In that photo above, Mum is in her parents' house in Beaumaris, a house I don't really remember a lot about although I do remember many of the things in it, because they were all transported up to Bermagui when my grandparents retired there in 1977. My grandfather was an architect and he designed and built both of his houses. (Until recently it always puzzled me that he had this profession, but also I knew that Mum was the first person in her family to go to university. It turned out he got his qualifications in army training courses in the second world war.) Mum is sitting on a chair and leaning on a table which both now belong to me. That household was furnished with modest but exquisitely well-chosen 1950s and 1960s objects, in deep contrast to the third house I knew intimately as a child: the Western District farmhouse in which my dad grew up.

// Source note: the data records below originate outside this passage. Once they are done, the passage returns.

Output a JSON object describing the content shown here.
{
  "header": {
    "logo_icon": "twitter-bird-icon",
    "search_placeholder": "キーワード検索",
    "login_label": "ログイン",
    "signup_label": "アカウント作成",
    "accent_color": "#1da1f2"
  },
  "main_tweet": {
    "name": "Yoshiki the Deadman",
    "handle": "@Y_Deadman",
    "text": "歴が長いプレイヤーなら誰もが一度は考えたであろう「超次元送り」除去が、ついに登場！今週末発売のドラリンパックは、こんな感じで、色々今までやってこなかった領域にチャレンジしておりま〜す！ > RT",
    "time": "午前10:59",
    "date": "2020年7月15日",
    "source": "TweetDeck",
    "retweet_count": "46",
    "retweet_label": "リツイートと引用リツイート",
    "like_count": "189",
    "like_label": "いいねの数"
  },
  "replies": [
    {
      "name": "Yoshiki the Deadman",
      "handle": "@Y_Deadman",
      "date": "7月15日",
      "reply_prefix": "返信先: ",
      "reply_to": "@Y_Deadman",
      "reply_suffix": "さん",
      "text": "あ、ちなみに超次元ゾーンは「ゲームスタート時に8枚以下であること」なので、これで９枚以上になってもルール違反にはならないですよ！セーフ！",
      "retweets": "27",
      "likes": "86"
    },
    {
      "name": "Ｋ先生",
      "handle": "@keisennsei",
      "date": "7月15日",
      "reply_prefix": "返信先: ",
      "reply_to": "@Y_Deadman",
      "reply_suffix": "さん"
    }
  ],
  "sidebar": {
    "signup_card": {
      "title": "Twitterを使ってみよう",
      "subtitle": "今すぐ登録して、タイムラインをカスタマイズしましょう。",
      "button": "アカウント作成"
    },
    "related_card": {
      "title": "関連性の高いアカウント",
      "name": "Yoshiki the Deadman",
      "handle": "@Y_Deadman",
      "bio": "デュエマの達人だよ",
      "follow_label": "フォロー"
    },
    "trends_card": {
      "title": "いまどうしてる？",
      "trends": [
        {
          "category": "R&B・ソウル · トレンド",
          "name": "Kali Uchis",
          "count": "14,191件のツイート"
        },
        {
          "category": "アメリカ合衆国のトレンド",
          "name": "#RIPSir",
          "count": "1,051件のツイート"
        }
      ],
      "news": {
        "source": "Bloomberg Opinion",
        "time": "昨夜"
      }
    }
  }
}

I've written before about how fascinated I was by the contents of this house, which, if you exaggerated their old and plain and threadbare condition into squalor, would correspond to the contents of the poorest house in the movie. These photos show my middle uncle and my grandfather, and my grandmother, and they were taken in the farmhouse kitchen. The walls are a minty-limey shade of pale green and the curtains are barkcloth with a print of fruit and jugs. The alcove behind my grandmother is lined in cement sheeting and in it stands an electric cooker with an aluminium cooking pot on top. Under the anodised orange lid of that pot something is being boiled and it is either a piece of corned beef, or a cabbage, or a lot of potatoes. In the nook by the stove there is a tin of Keen's Curry Powder, a round box of McKenzie's Bicarbonate Soda, and a flip-top plastic container full of salt. The calendar on the wall (under the crucifix) is from a Catholic mission to Africa.

So when I thought about my 1970s as type of upbringing, as overlapping circles of people, as a set of environments, it did in fact match the 1970s in the movie to a surprisingly high degree. It's surprising because the movie presents a parodic, stylised, theatrical rendition of that moment. I liked that very much, as indeed I liked nearly everything about the whole movie. Comedy is the best way to tell almost any story.




*As a matter of fact, you actually can't listen to the conversation because the recording was lost when something went wrong with David's phone. I don't know for sure what happened but I imagine he was probably looking on Discogs for limited edition pink vinyl pressings of Zoot records and he dropped his phone in the toilet!!! We've all done it!! anyway it's Friday night and I can't muster the energy or desire to go through this post and rewrite all the allusions to a podcast that never existed, so my advice is to treat it as a quasi-Borgesian rhetorical device, or even better, don't bother to read the post at all, go out for a walk instead and see some nice cats standing in driveways, waiting to be patted by somebody like you. (Or the review in The Australian that I linked to in the first sentence - read that. It's by Stephen Romei and it's excellent.)

1 comment:

elsewhere said...

Fanta! The Pizza Hut was where you went for a birthday celebration until about 1977, when McDonalds took off. The ham and pineapple pizza was supposed to be bland enough for kids but I found it disturbing, a mixture of the wrong kind of tastes. Also, pantsuits (including for children--I had an orange and green one) and maxi dresses were a thing.

That's a tangent. Your childhood sounds like the Wonthaggi version of Monkey Grip. I haven't seen the film but I'm probably the age of the kids in it, turning 15 in 1980, from what you've described. My parents were significantly older than yours, so we were probably living a late 50s/early 60s lifestyle in the 1970s, except for the pantsuits. There was a lot of freedom--home by 6 pm, no questions asked but hell to pay for if you were late. We spent a lot of time in stormwater drains, up trees, under friends' houses and on their rooftops. They were good days.